Apa Itu PPPK Paruh Waktu? Ini Bedanya dengan PPPK Penuh
Apa itu PPPK Paruh Waktu? Pertanyaan ini kini banyak dicari oleh tenaga honorer di instansi pemerintah. Program PPPK Paruh Waktu merupakan terobosan baru dari Kementerian PANRB untuk memberikan status kepegawaian yang lebih pasti bagi non-ASN. Program ini berbeda dari PPPK Penuh dalam hal jam kerja, besaran gaji, dan masa kerjanya.
Definisi dan Dasar Hukum PPPK Paruh Waktu?
Apa itu PPPK Paruh Waktu secara resmi?
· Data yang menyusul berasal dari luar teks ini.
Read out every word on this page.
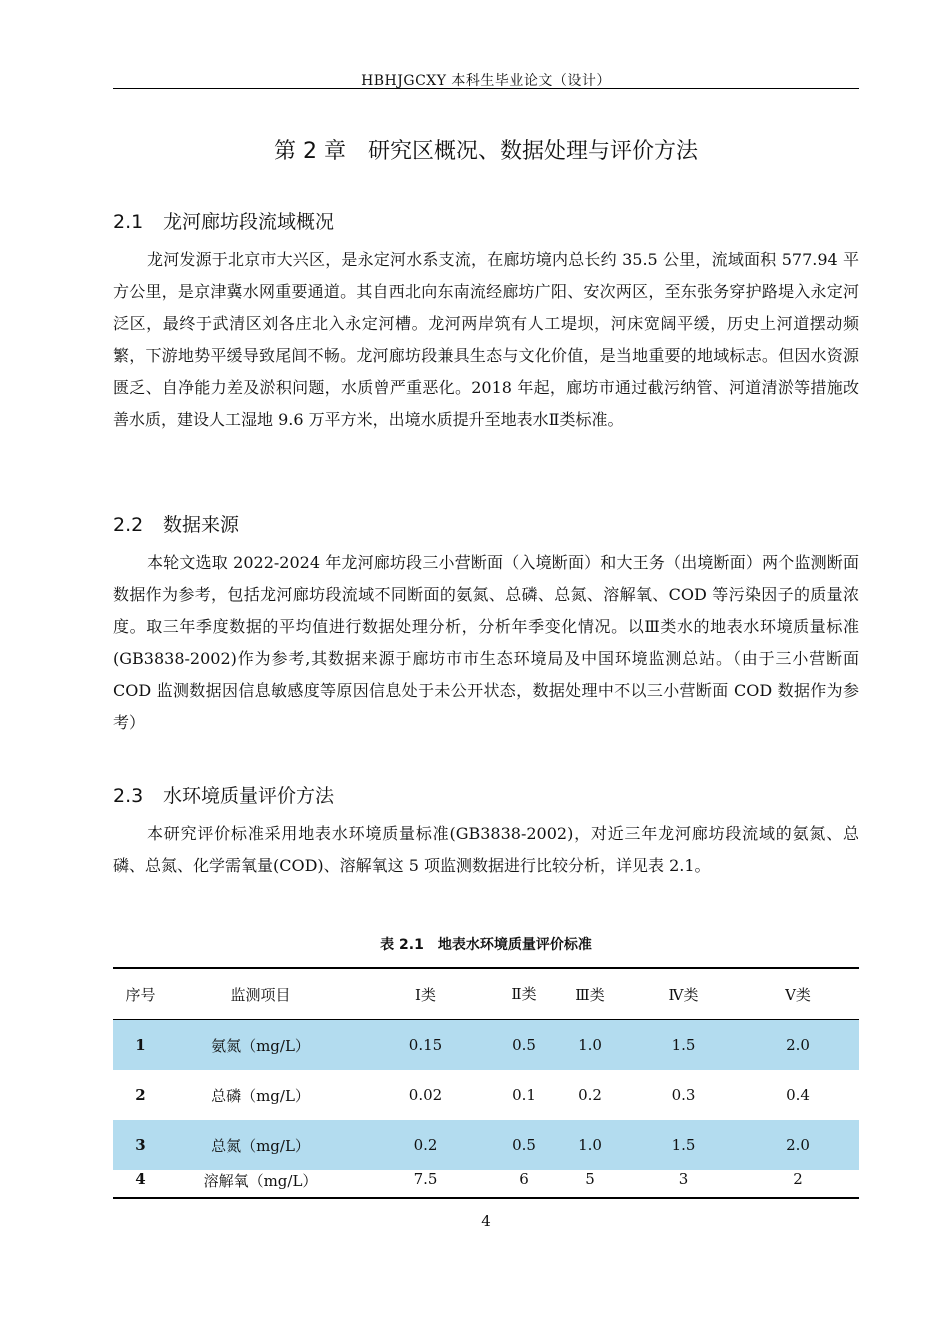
HBHJGCXY 本科生毕业论文（设计）
第 2 章　研究区概况、数据处理与评价方法
2.1 龙河廊坊段流域概况

龙河发源于北京市大兴区，是永定河水系支流，在廊坊境内总长约 35.5 公里，流域面积 577.94 平方公里，是京津冀水网重要通道。其自西北向东南流经廊坊广阳、安次两区，至东张务穿护路堤入永定河泛区，最终于武清区刘各庄北入永定河槽。龙河两岸筑有人工堤坝，河床宽阔平缓，历史上河道摆动频繁，下游地势平缓导致尾闾不畅。龙河廊坊段兼具生态与文化价值，是当地重要的地域标志。但因水资源匮乏、自净能力差及淤积问题，水质曾严重恶化。2018 年起，廊坊市通过截污纳管、河道清淤等措施改善水质，建设人工湿地 9.6 万平方米，出境水质提升至地表水Ⅱ类标准。

2.2 数据来源

本轮文选取 2022-2024 年龙河廊坊段三小营断面（入境断面）和大王务（出境断面）两个监测断面数据作为参考，包括龙河廊坊段流域不同断面的氨氮、总磷、总氮、溶解氧、COD 等污染因子的质量浓度。取三年季度数据的平均值进行数据处理分析，分析年季变化情况。以Ⅲ类水的地表水环境质量标准(GB3838-2002)作为参考,其数据来源于廊坊市市生态环境局及中国环境监测总站。（由于三小营断面 COD 监测数据因信息敏感度等原因信息处于未公开状态，数据处理中不以三小营断面 COD 数据作为参考）

2.3 水环境质量评价方法

本研究评价标准采用地表水环境质量标准(GB3838-2002)，对近三年龙河廊坊段流域的氨氮、总磷、总氮、化学需氧量(COD)、溶解氧这 5 项监测数据进行比较分析，详见表 2.1。

表 2.1　地表水环境质量评价标准
序号	监测项目	Ⅰ类	Ⅱ类	Ⅲ类	Ⅳ类	Ⅴ类
1	氨氮（mg/L）	0.15	0.5	1.0	1.5	2.0
2	总磷（mg/L）	0.02	0.1	0.2	0.3	0.4
3	总氮（mg/L）	0.2	0.5	1.0	1.5	2.0
4	溶解氧（mg/L）	7.5	6	5	3	2
4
PPPK Paruh Waktu adalah Pegawai Pemerintah dengan Perjanjian Kerja yang diangkat dengan jam kerja lebih singkat daripada peraturan normal. Program ini diatur dalam Keputusan Menteri PANRB Nomor 16 Tahun 2025.
Tujuan utama program PPPK Paruh Waktu adalah menata status tenaga honorer yang sudah terdaftar di database BKN. Apa itu PPPK Paruh Waktu yang dimaksud juga memberikan jalan tengah bagi instansi yang memiliki keterbatasan anggaran tetapi masih membutuhkan tenaga kerja.
Perbedaan Mendasar: PPPK Paruh Waktu vs. PPPK Penuh
Memahami apa itu PPPK Paruh Waktu akan lebih mudah jika dibandingkan dengan PPPK penuh. Perbedaan ini sangat penting untuk diketahui.
-
-
Jam dan Beban Kerja
Perbedaan paling mencolok terletak pada jam kerja. PPPK Paruh Waktu memiliki jam kerja yang fleksibel, umumnya sekitar 4-5 jam per hari. Di sisi lain, PPPK Penuh Waktu bekerja sesuai aturan ASN pada umumnya, yaitu 8 jam per hari atau 40 jam per minggu.
-
Besaran Gaji dan Tunjangan
PPPK Paruh Waktu menerima gaji yang besarnya mengacu pada upah minimum provinsi (UMP) atau paling sedikit sama dengan penghasilan sebelumnya. Namun, PPPK Penuh Waktu mendapatkan gaji sesuai dengan golongan dan tunjangan lengkap seperti THR, tunjangan kinerja, dan pensiun.
-
Masa Perjanjian Kerja
Masa kerja PPPK Paruh Waktu bersifat tentatif. Perjanjian kerja biasanya hanya berlaku untuk 1 tahun dan dapat diperpanjang berdasarkan evaluasi dan anggaran. Sebaliknya, PPPK Penuh Waktu memiliki perjanjian kerja yang lebih lama dan stabil, seringkali hingga usia pensiun.
-
-
Sumber Pendanaan
Sumber pembiayaan PPPK Paruh Waktu dapat berasal dari anggaran non-belanja pegawai. Hal ini berbeda dengan PPPK Penuh Waktu yang dananya harus berasal dari pagu belanja pegawai yang telah ditetapkan.
Siapa Saja yang Bisa Mendaftar PPPK Paruh Waktu?
Setelah memahami apa itu PPPK Paruh Waktu, ketahui juga siapa yang berhak mendaftar. Sasaran program ini adalah:
- Tenaga honorer yang terdaftar dalam Database BKN (kategori R1-R5).
- Pelamar yang pernah mengikuti seleksi CPNS atau PPPK tetapi belum lulus.
- Memiliki pengalaman kerja di instansi pemerintah sesuai bidang yang dibutuhkan.
Prosedur Pendaftaran PPPK Paruh Waktu
Pendaftaran PPPK Paruh Waktu dilakukan secara online melalui portal BKN. Prosesnya dimulai dari usulan instansi, penetapan formasi, pengisian Daftar Riwayat Hidup (DRH), hingga penerbitan NIPPK.
Pastikan data Anda sudah benar dan lengkap di database BKN. Apa itu PPPK Paruh Waktu tanpa data yang valid mustahil bisa didapatkan. Perhatikan jadwal resmi dari BKN untuk tidak terlewat.